Erloschen ist das Leben dein, du wolltest gern noch bei uns sein. Wie schmerzlich wars,

vor dir zu stehn, dem Leiden hilflos zuzusehn. Schlaf nun in Frieden, ruhe sanft, und

hab für alles vielen Dank.

T113

Eine vertraute Stimme schweigt. Ein Mensch, der immer für uns da war, lebt nicht

mehr. Vergangene Bilder ziehen in Gedanken als Erinnerung vorbei. Doch Menschen,

die wir lieben, bleiben für immer, denn sie hinterlassen Spuren in unseren Herzen.

T114

Es weht der Wind ein Blatt vom Baum, von vielen Blättern eines. Das eine Blatt man

merkt es kaum, denn eines ist ja keines. Doch dieses eine Blatt allein war Teil von

unserem Leben.
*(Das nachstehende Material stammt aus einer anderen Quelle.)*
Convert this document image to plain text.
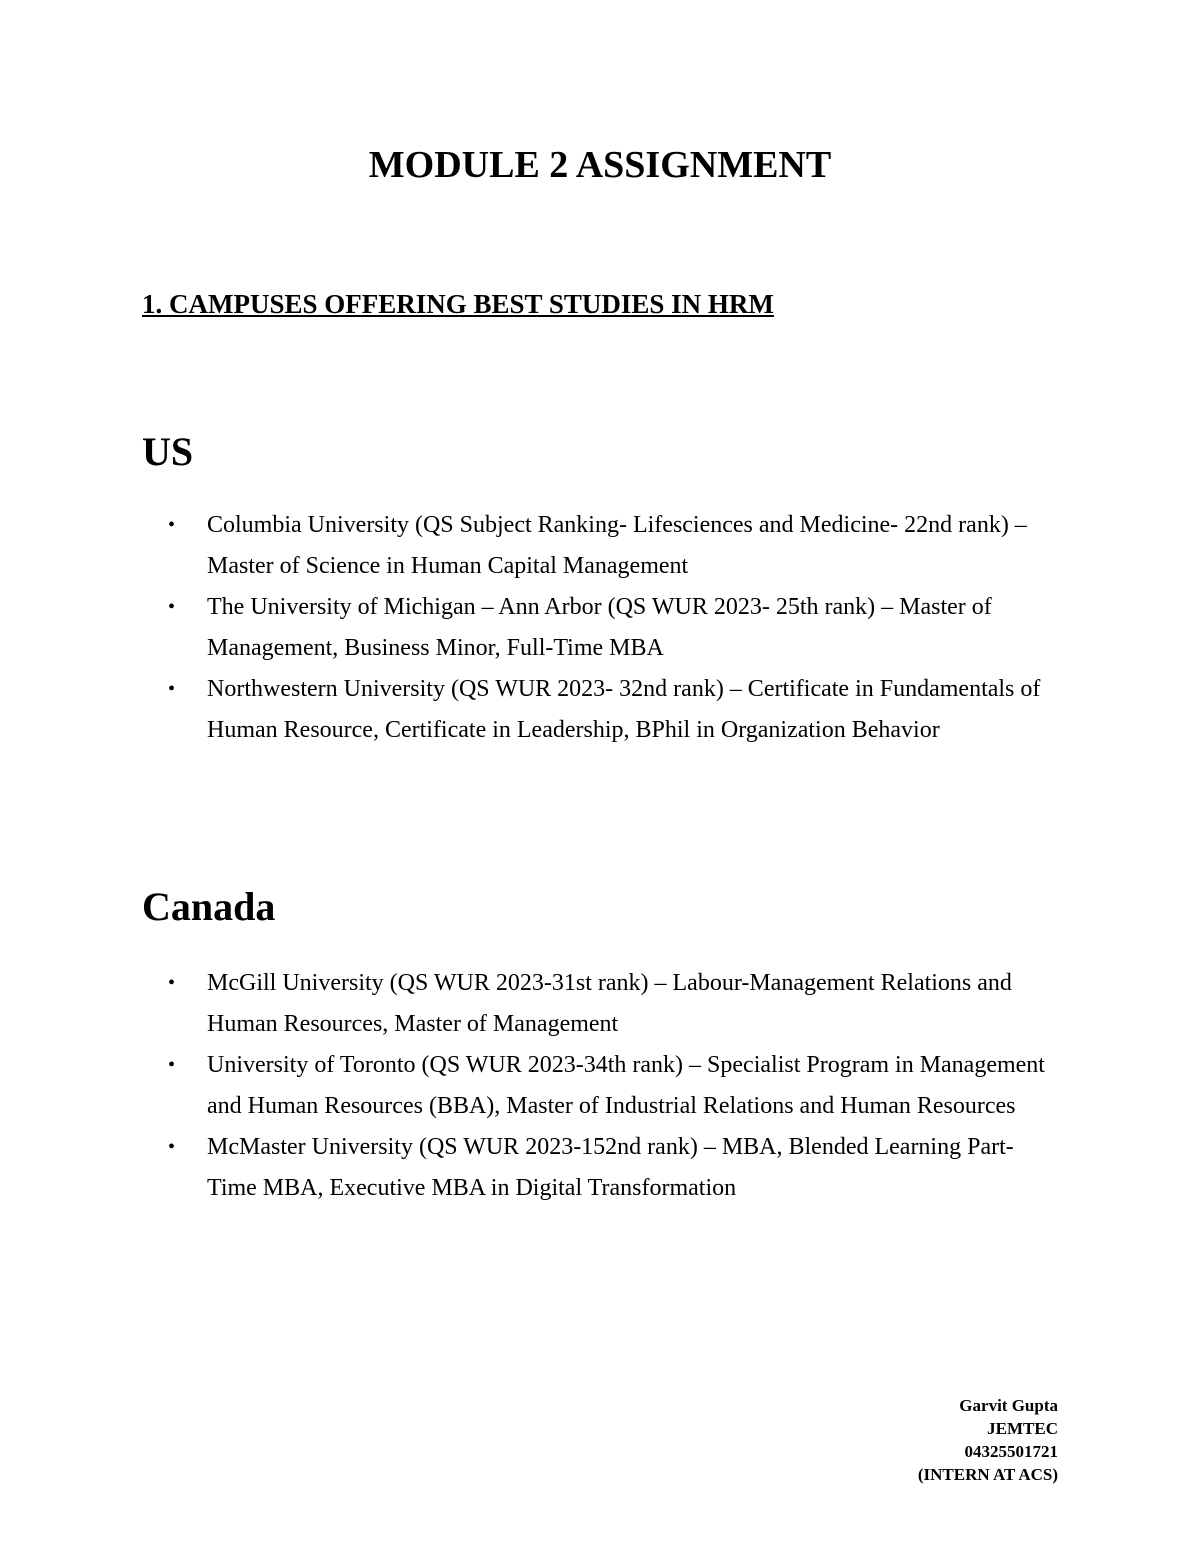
MODULE 2 ASSIGNMENT
1. CAMPUSES OFFERING BEST STUDIES IN HRM
US
• Columbia University (QS Subject Ranking- Lifesciences and Medicine- 22nd rank) – Master of Science in Human Capital Management
• The University of Michigan – Ann Arbor (QS WUR 2023- 25th rank) – Master of Management, Business Minor, Full-Time MBA
• Northwestern University (QS WUR 2023- 32nd rank) – Certificate in Fundamentals of Human Resource, Certificate in Leadership, BPhil in Organization Behavior
Canada
• McGill University (QS WUR 2023-31st rank) – Labour-Management Relations and Human Resources, Master of Management
• University of Toronto (QS WUR 2023-34th rank) – Specialist Program in Management and Human Resources (BBA), Master of Industrial Relations and Human Resources
• McMaster University (QS WUR 2023-152nd rank) – MBA, Blended Learning Part-Time MBA, Executive MBA in Digital Transformation
Garvit Gupta
JEMTEC
04325501721
(INTERN AT ACS)
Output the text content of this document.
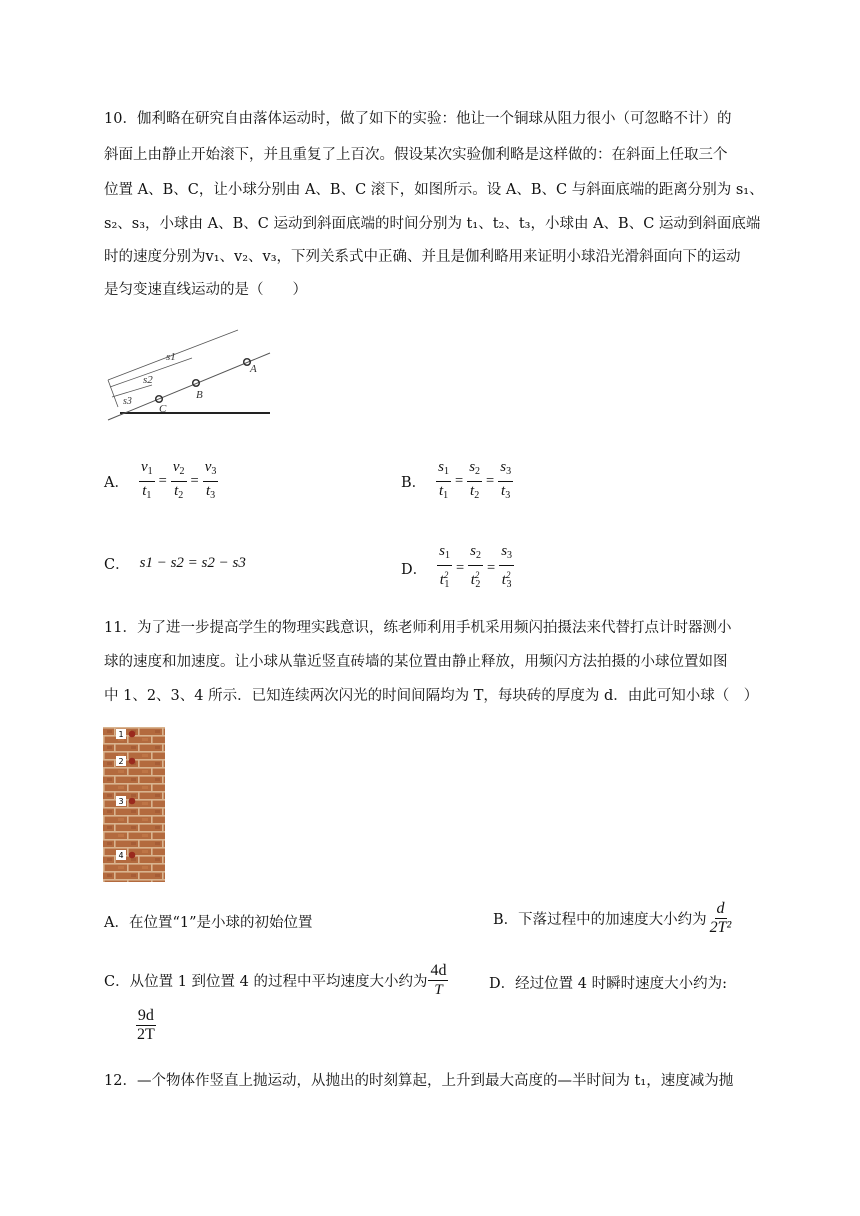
10．伽利略在研究自由落体运动时，做了如下的实验：他让一个铜球从阻力很小（可忽略不计）的
斜面上由静止开始滚下，并且重复了上百次。假设某次实验伽利略是这样做的：在斜面上任取三个
位置 A、B、C，让小球分别由 A、B、C 滚下，如图所示。设 A、B、C 与斜面底端的距离分别为 s₁、
s₂、s₃，小球由 A、B、C 运动到斜面底端的时间分别为 t₁、t₂、t₃，小球由 A、B、C 运动到斜面底端
时的速度分别为v₁、v₂、v₃，下列关系式中正确、并且是伽利略用来证明小球沿光滑斜面向下的运动
是匀变速直线运动的是（　　）
s1
s2
s3
A
B
C
A． $\frac{v_1}{t_1} = \frac{v_2}{t_2} = \frac{v_3}{t_3}$	B． $\frac{s_1}{t_1} = \frac{s_2}{t_2} = \frac{s_3}{t_3}$
C． s1 − s2 = s2 − s3	D． $\frac{s_1}{t^2_1} = \frac{s_2}{t^2_2} = \frac{s_3}{t^2_3}$
11．为了进一步提高学生的物理实践意识，练老师利用手机采用频闪拍摄法来代替打点计时器测小
球的速度和加速度。让小球从靠近竖直砖墙的某位置由静止释放，用频闪方法拍摄的小球位置如图
中 1、2、3、4 所示．已知连续两次闪光的时间间隔均为 T，每块砖的厚度为 d．由此可知小球（　）
1
2
3
4
A．在位置“1”是小球的初始位置	B．下落过程中的加速度大小约为 $\frac{d}{\text{2T²}}$
C．从位置 1 到位置 4 的过程中平均速度大小约为 $\frac{4d}{T}$	D．经过位置 4 时瞬时速度大小约为:
$\frac{9d}{2T}$
12．—个物体作竖直上抛运动，从抛出的时刻算起，上升到最大高度的—半时间为 t₁，速度减为抛
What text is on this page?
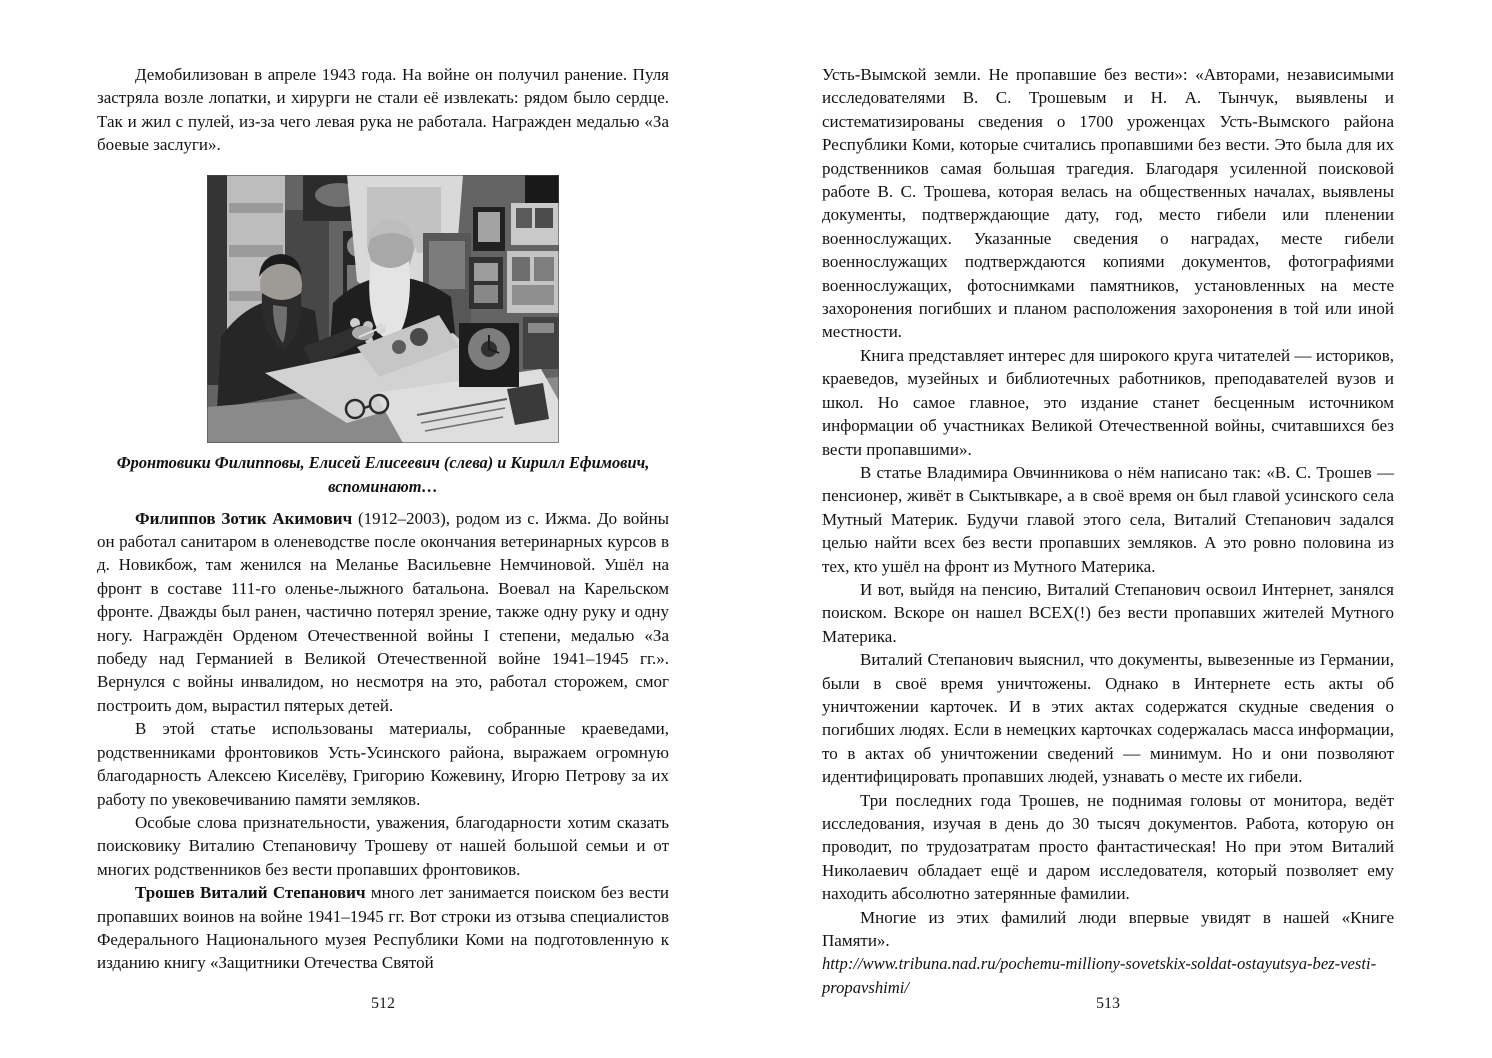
Демобилизован в апреле 1943 года. На войне он получил ранение. Пуля застряла возле лопатки, и хирурги не стали её извлекать: рядом было сердце. Так и жил с пулей, из-за чего левая рука не работала. Награжден медалью «За боевые заслуги».

Фронтовики Филипповы, Елисей Елисеевич (слева) и Кирилл Ефимович, вспоминают…

Филиппов Зотик Акимович (1912–2003), родом из с. Ижма. До войны он работал санитаром в оленеводстве после окончания ветеринарных курсов в д. Новикбож, там женился на Меланье Васильевне Немчиновой. Ушёл на фронт в составе 111-го оленье-лыжного батальона. Воевал на Карельском фронте. Дважды был ранен, частично потерял зрение, также одну руку и одну ногу. Награждён Орденом Отечественной войны I степени, медалью «За победу над Германией в Великой Отечественной войне 1941–1945 гг.». Вернулся с войны инвалидом, но несмотря на это, работал сторожем, смог построить дом, вырастил пятерых детей.

В этой статье использованы материалы, собранные краеведами, родственниками фронтовиков Усть-Усинского района, выражаем огромную благодарность Алексею Киселёву, Григорию Кожевину, Игорю Петрову за их работу по увековечиванию памяти земляков.

Особые слова признательности, уважения, благодарности хотим сказать поисковику Виталию Степановичу Трошеву от нашей большой семьи и от многих родственников без вести пропавших фронтовиков.

Трошев Виталий Степанович много лет занимается поиском без вести пропавших воинов на войне 1941–1945 гг. Вот строки из отзыва специалистов Федерального Национального музея Республики Коми на подготовленную к изданию книгу «Защитники Отечества Святой

Усть-Вымской земли. Не пропавшие без вести»: «Авторами, независимыми исследователями В. С. Трошевым и Н. А. Тынчук, выявлены и систематизированы сведения о 1700 уроженцах Усть-Вымского района Республики Коми, которые считались пропавшими без вести. Это была для их родственников самая большая трагедия. Благодаря усиленной поисковой работе В. С. Трошева, которая велась на общественных началах, выявлены документы, подтверждающие дату, год, место гибели или пленении военнослужащих. Указанные сведения о наградах, месте гибели военнослужащих подтверждаются копиями документов, фотографиями военнослужащих, фотоснимками памятников, установленных на месте захоронения погибших и планом расположения захоронения в той или иной местности.

Книга представляет интерес для широкого круга читателей — историков, краеведов, музейных и библиотечных работников, преподавателей вузов и школ. Но самое главное, это издание станет бесценным источником информации об участниках Великой Отечественной войны, считавшихся без вести пропавшими».

В статье Владимира Овчинникова о нём написано так: «В. С. Трошев — пенсионер, живёт в Сыктывкаре, а в своё время он был главой усинского села Мутный Материк. Будучи главой этого села, Виталий Степанович задался целью найти всех без вести пропавших земляков. А это ровно половина из тех, кто ушёл на фронт из Мутного Материка.

И вот, выйдя на пенсию, Виталий Степанович освоил Интернет, занялся поиском. Вскоре он нашел ВСЕХ(!) без вести пропавших жителей Мутного Материка.

Виталий Степанович выяснил, что документы, вывезенные из Германии, были в своё время уничтожены. Однако в Интернете есть акты об уничтожении карточек. И в этих актах содержатся скудные сведения о погибших людях. Если в немецких карточках содержалась масса информации, то в актах об уничтожении сведений — минимум. Но и они позволяют идентифицировать пропавших людей, узнавать о месте их гибели.

Три последних года Трошев, не поднимая головы от монитора, ведёт исследования, изучая в день до 30 тысяч документов. Работа, которую он проводит, по трудозатратам просто фантастическая! Но при этом Виталий Николаевич обладает ещё и даром исследователя, который позволяет ему находить абсолютно затерянные фамилии.

Многие из этих фамилий люди впервые увидят в нашей «Книге Памяти».

http://www.tribuna.nad.ru/pochemu-milliony-sovetskix-soldat-ostayutsya-bez-vesti-propavshimi/

512	513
Drum wird dies eine Blatt allein uns immer wieder fehlen.

T115

Und immer sind da Spuren deines Lebens, Gedanken, Bilder und Augenblicke. Sie

werden uns an dich erinnern, uns glücklich und traurig machen und dich nie vergessen

lassen.

T116

Glücklich sind wir zwei gegangen, immer gleichen Schritt's. Was vom Schicksal du

empfangen, ich empfing es mit. Ach, das war ein sich'res Wandern, auch wenn es

sturmgetost, einer war die Kraft des anderen, einer des anderen Trost. Und nun kann

ich's nicht verstehen und mir wird so bang. Jeder muss alleine gehen seinen

schwersten Gang.

T117

Ich habe den Berg erstiegen, der euch noch Mühe macht, drum weint nicht ihr Lieben,

ich hab' mein Werk vollbracht.

T118

Du warst im Leben so bescheiden, schlicht und einfach lebtest Du, mit allem warst Du

stets zufrieden, hab Dank und schlaf in aller Ruh.

T119

Menschen treten in unser Leben und begleiten uns eine Weile. Einige bleiben für

immer, denn sie hinterlassen Spuren in unseren Herzen.

T120

Nicht das Freuen, nicht das Leiden, stellt den Wert des Lebens dar, immer nur wird das

entscheiden, was der Mensch dem Menschen war.

T121

Auf einmal bist du nicht mehr da, und keiner kann’s verstehn. Im Herzen bleibst du uns

ganz nah bei jedem Schritt, den wir nun gehen. Nun ruhe sanft und geh’ in Frieden,

denk immer dran, dass wir dich lieben.